Nice haul as usual.:bowdown:bowdown


----------



## off route II (Sep 28, 2007)

that's pretty cool jon, ain't nothing like taking those young ones and watching the look on their face when they reel one in.


----------



## biggamefishr (Oct 26, 2007)

here lately when you've fished its been work, hopefully this time you and alex got to sit back and relax for once


----------



## Downtime2 (Sep 27, 2007)

Looks like the best kind of day! Good catch Jon....


----------



## Hunt4Jesus (Jan 13, 2008)

Is that rod broke in the first picture. Trying to figure it out. Nice catch and hopefully oneday I will be bringing my child fishing...


----------



## Capt. Alex Pinney (Jan 23, 2008)

ha yes it is broke. we just let my nephew and neice fight the fish out of the rod holder so they can say that did it by their selves , well there is the result.


----------



## gig head (Apr 26, 2009)

nice pic capt good job.....:takephoto


----------



## Tkiller (Jan 15, 2009)

Sounds and looks like everybody had a good time.:clap


----------



## whome (Oct 2, 2007)

> *Hunt4Jesus (6/2/2009)*Is that rod broke in the first picture. Trying


Yep, Rod broke on the first fish of the morning :banghead My son started catching snapper by himself out of the rod holder last year when he was 3 years old. All I have to do is bait the hook. He drops it down and winds it back up himself. Not sure why I thought the bait rod would be a good choice in the rod holder for him, but she snapped like a twig! He went to the 4/0 in the rod holder after that and kept at em til we had our limit. Maybe next year he will be big enough to hold the rod himself and fish.


----------



## whome (Oct 2, 2007)

> *off route II (6/2/2009)*that's pretty cool jon, ain't nothing like taking those young ones and watching the look on their face when they reel one in.

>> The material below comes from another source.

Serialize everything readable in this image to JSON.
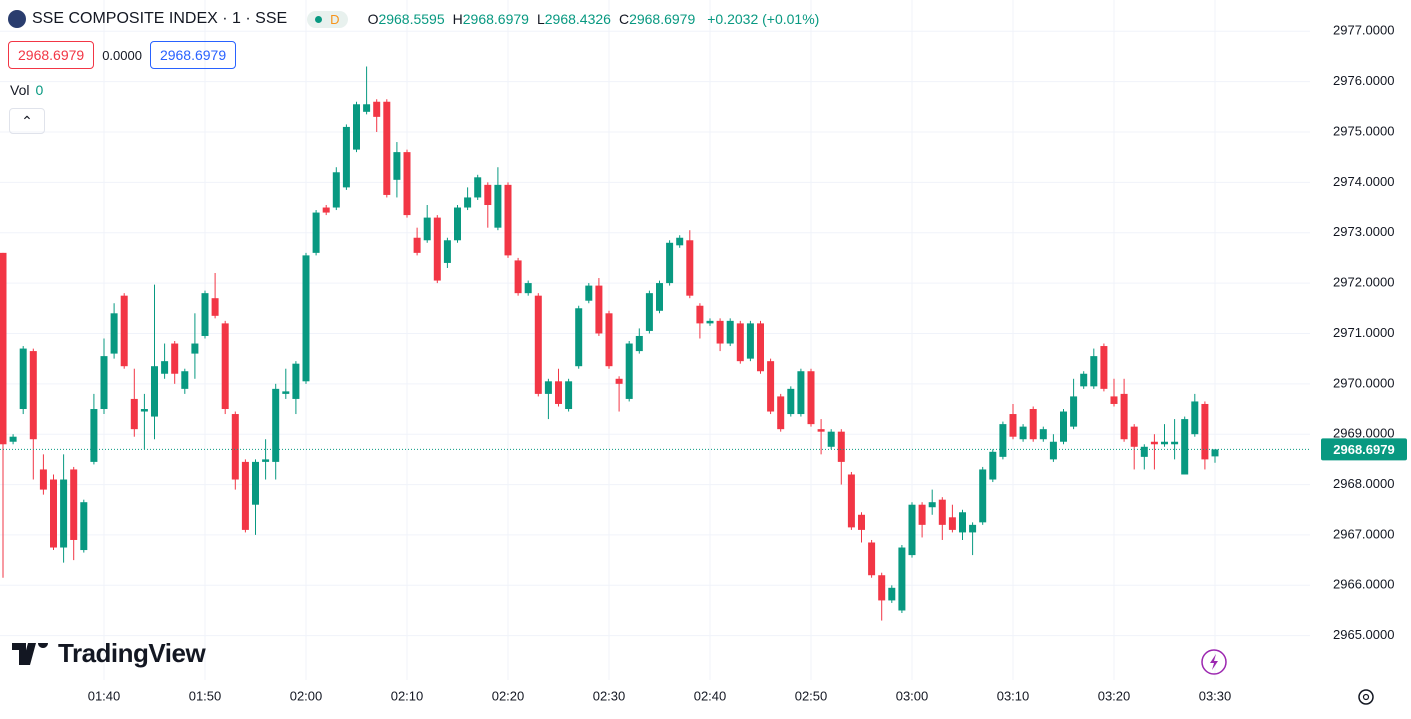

Your Right Driscoll, its more satisfying than Bluewater fishing has ever been. Totally different when your own kids become old enough to love to fish. He has a few years before he's ready for an all day trolling trip though :doh We need to run the Cabo and put a few hours on her! Let me know when you get some time!


----------



## Dragnfly (Jan 25, 2008)

Hey Capt. Jon. Nice pics. and a great job to your kids!! Way to go!:clap Just goes to show, if ya book a trip with ya, your going to more than your monies worth!! I was just wondering, did give your kids a discount? Be safe.


----------



## Arkansas Dude (May 25, 2009)

Wow Captain Jon! We can't wait till our tripaboard Water Hazardon the 29th and great to see the kids involved too!


----------



## whome (Oct 2, 2007)

> *Arkansas Dude (6/2/2009)*Wow Captain Jon! We can't wait till our tripaboard Water Hazardon the 29th and great to see the kids involved too!


I can't wait Kerry! I have a few pinned up on a few reefs with your name on them waiting for you!!


----------



## Ocean Man (Sep 27, 2007)

Good report, looks like the kids are having fun.


----------



## Arkansas Dude (May 25, 2009)

We are soooo ready Captain Jon! These pics are great....how much for back/back days? HAHA


----------